Lynne Morihisa has just signed up to take soy supplements as part of a study in California where researchers want to know if they can slow the aging effects associated with menopause.

"It's more of a preventive thing," she says. "I want to live to be in my 80s and be healthy."

"We could expect positive effects on vascular disease or hardening of the arteries, heart disease, heart attacks, potentially stroke," says Dr. Howard Hodis of the USC Keck School of Medicine.

Marketed as a friend to women in menopause, soy products are a fixture at health food stores.

But, as CBS News Correspondent Jim Acosta reports, a new study finds one brand of soy powder doesn't do anything to treat the worst symptoms of menopause. In women over the age of 60, cholesterol levels did not go down. Bone density did not go up and memory was not improved.

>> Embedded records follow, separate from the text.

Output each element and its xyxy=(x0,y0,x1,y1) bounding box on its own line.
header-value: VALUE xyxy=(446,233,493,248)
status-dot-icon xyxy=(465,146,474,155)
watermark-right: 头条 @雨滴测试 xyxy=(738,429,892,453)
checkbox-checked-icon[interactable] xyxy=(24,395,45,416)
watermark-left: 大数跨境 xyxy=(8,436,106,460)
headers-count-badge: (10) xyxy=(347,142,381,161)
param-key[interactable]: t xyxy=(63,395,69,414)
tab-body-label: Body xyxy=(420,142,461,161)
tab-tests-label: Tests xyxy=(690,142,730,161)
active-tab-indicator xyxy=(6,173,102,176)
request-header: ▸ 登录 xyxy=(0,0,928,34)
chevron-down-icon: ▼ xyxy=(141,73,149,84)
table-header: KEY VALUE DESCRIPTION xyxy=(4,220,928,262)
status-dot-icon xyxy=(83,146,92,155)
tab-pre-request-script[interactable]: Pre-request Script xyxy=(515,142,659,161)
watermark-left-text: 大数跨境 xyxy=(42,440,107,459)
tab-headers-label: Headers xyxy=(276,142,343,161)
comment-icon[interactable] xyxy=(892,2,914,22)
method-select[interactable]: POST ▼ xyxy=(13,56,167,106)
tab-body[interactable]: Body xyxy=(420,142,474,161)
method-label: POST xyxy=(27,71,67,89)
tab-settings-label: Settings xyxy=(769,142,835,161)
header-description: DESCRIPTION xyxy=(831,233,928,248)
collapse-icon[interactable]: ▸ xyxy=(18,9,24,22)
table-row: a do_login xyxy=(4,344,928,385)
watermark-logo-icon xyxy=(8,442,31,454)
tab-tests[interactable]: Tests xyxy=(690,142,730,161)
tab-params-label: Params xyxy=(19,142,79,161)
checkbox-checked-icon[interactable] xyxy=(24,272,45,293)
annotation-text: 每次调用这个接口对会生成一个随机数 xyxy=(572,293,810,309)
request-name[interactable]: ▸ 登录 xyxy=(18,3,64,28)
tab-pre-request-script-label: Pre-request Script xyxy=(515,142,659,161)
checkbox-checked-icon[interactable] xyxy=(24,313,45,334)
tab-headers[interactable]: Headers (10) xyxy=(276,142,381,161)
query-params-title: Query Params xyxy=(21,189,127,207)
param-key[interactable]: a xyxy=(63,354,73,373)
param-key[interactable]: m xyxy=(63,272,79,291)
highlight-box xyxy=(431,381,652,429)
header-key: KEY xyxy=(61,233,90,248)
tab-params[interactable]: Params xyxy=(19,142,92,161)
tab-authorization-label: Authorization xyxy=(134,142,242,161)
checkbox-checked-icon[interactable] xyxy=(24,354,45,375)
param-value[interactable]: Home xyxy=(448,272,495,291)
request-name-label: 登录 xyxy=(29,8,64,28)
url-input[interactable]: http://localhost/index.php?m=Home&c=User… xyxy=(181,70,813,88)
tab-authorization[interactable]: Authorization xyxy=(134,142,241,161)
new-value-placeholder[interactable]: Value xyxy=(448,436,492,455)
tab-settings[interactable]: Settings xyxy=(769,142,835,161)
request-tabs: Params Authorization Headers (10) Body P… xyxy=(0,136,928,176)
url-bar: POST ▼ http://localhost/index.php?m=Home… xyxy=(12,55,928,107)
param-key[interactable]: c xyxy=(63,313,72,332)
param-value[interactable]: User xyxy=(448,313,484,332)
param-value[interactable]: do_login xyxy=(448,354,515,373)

That's no surprise to women's health experts like Dr. Holly Thacker of the Cleveland Clinic.

"As far as using soy to treat menopausal symptoms, it doesn't work," says Thacker.

Soy emerged as a natural alternative to hormone replacement therapy after a groundbreaking study discovered serious health risks with HRT. The problem, says Thacker, is that many of the substitutes to HRT are unregulated.

"This is a major problem because many women are taking all sorts of concoctions of supplements and shakes, and who knows what's in some of these capsules," says Thacker. And they're taking it because they think somehow it's safer or better and that's not the case."

One lingering question this latest study did not answer is whether soy products can help younger menopausal women. Doctors are awaiting further studies to settle that debate.

With few proven safe treatments for women in menopause, Morihisa is still hoping to prove soy's skeptics wrong.